Aussi, le moyen sera rejeté.
— sur le moyen tiré de l’absence de perspectives d’éloignement:
Madame [E] [L] [S] fait valoir de prétendues difficultés persistantes d’identification la concernant, combinées à l’absence de coopération effective des autorités consulaires vietnamiennes, qui font obstacle à toute exécution de la mesure d’éloignement dans un délai prévisible.
SUR CE
En vertu de l’article L. 741-3 du CESEDA un étranger ne peut être placé ou maintenu en rétention que pour le temps strictement nécessaire à son départ.
En l’espèce, comme justement retenu par le premier juge il existe encore des perspectives d’éloignement au vu du processus en cours dont il ne peut être présumé qu’il ne portera pas ses fruits. La prolongation est donc juridiquement possible.

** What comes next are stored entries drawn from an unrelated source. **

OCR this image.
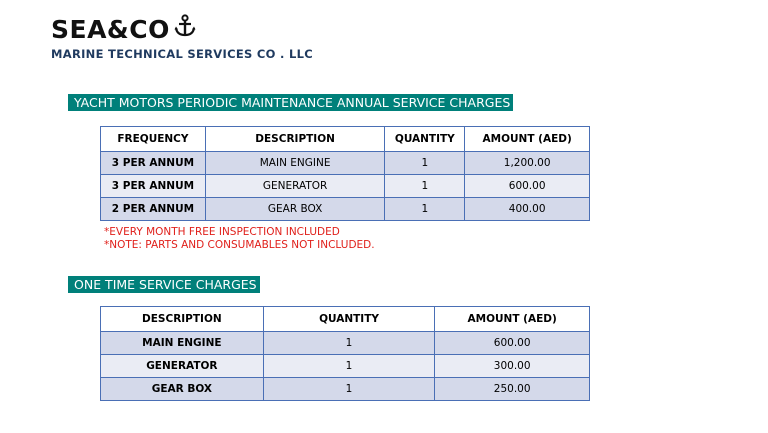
SEA&CO
MARINE TECHNICAL SERVICES CO . LLC
YACHT MOTORS PERIODIC MAINTENANCE ANNUAL SERVICE CHARGES
FREQUENCY	DESCRIPTION	QUANTITY	AMOUNT (AED)
3 PER ANNUM	MAIN ENGINE	1	1,200.00
3 PER ANNUM	GENERATOR	1	600.00
2 PER ANNUM	GEAR BOX	1	400.00
*EVERY MONTH FREE INSPECTION INCLUDED
*NOTE: PARTS AND CONSUMABLES NOT INCLUDED.
ONE TIME SERVICE CHARGES
DESCRIPTION	QUANTITY	AMOUNT (AED)
MAIN ENGINE	1	600.00
GENERATOR	1	300.00
GEAR BOX	1	250.00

Aussi le moyen sera rejeté.
— sur la demande au titre de l’article 700 CPC
Aucune considération tirée de l’équité ou de la situation des parties ne vient justifier de faire droit à la demande formulée au titre de l’article 700 CPC.
L’ordonnance rendue en première instance sera confirmée en toutes ses dispositions
PAR CES MOTIFS :
Statuant publiquement, par ordonnance réputée contradictoire et en dernier ressort,
Déclare recevable l’appel interjeté par Mme [E] [L] [S] à l’encontre de l’ordonnance rendue le 01 avril 2026 par le magistrat du siège du tribunal judiciaire de Rouen, prolongeant la mesure de rétention administrative la concernant pour une durée supplémentaire de trente jours ;
Confirme la décision entreprise en toutes ses dispositions et déboute Madame [E] [L] [S] de sa demande au titre de l’article 700 CPC.
Fait à [Localité 4], le 02 avril 2026 à 15h45.
LE GREFFIER, LE CONSEILLER,
NOTIFICATION
La présente ordonnance est immédiatement notifiée contre récépissé à toutes les parties qui en reçoivent une expédition et sont informées de leur droit de former un pourvoi en cassation dans les deux mois de la présente notification et dans les conditions fixées par les articles 973 et suivants du code de procédure civile.